For me, poetry has always been about putting intense emotion into a particular form. This is why I absolutely adore writing sonnets. I love trying to take a particular sensory experience and cramming it into a difficult rhyme scheme, ... I get some kind of masochistic pleasure out of it.
I suspect it wasn't too different from many of our favorite poets as well. Look at all of the poetic forms we have: odes, ballads, sonnets, limiricks, ... even songs!!! It's just another form of literature, ... we can lump it into the group with novels and short stories, ... that is, if you want to take the high school student point of view. There is no doubt, however, ... poetry contains the most passion.
This is a very difficult question to answer given that you do not offer a little more in what you would like the answer to focus on.
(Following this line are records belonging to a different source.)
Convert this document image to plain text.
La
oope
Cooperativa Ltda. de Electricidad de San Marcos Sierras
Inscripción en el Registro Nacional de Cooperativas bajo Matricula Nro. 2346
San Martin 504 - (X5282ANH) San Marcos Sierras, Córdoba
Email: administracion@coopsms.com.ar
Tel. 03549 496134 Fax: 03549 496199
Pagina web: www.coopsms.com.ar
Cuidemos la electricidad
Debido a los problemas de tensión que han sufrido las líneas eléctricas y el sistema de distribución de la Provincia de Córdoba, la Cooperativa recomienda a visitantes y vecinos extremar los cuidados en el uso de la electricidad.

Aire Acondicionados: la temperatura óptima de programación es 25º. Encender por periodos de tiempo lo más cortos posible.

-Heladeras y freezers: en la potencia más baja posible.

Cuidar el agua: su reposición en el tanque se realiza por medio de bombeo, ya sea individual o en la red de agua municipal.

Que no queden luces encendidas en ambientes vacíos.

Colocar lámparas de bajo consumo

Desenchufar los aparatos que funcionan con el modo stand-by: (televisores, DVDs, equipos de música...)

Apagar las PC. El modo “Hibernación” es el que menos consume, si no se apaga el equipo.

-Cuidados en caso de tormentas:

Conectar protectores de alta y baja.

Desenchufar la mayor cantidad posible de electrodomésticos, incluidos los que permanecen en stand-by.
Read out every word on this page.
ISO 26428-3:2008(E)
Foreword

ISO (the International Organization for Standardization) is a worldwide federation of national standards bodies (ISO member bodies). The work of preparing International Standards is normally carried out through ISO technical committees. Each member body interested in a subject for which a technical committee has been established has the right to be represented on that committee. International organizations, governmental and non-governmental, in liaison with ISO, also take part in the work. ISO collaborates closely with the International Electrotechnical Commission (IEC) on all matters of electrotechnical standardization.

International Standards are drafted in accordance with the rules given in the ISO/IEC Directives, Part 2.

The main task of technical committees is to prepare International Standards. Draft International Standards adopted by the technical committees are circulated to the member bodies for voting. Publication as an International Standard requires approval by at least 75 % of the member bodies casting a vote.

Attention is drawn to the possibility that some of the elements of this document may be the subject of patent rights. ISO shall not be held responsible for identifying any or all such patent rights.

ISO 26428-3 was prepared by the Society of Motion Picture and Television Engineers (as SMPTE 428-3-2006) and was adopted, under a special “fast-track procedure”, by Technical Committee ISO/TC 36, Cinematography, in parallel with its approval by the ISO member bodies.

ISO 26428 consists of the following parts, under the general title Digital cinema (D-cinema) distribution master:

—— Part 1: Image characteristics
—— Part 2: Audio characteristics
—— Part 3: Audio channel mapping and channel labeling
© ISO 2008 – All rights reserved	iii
Regardless, I will try to answer your question.
Poetry is a form of art which allows a writer to focus on something which, typically, lies heavy on their mind (for good or for bad). Many times, poets use their pieces as an avenue by which they can express their personal feelings about any topic without feeling the constraint of a minimum word count/page count (as with novels) or worry of fitting into a specific genre (not that any authors typically would worry about this).
When I introduce poetry to my students, we listen to music. Surprise!!! Music and poetry go hand in hand. Musicians are simply poets who have set their poems to sound.
As for what poetry "is all about", there is no simple answer to this question. Poetry is about everything and nothing; poetry is about emotions and lack of emotions; poetry is about hardship and success; poetry is about the apples and the oranges.
Poetry, most of it today, is not set to staunch limitations as to how or what a poet can write about. Even when poets did write within the constraints of a Shakespearean or Italian sonnet, it was the poets choice to write in such a fashion.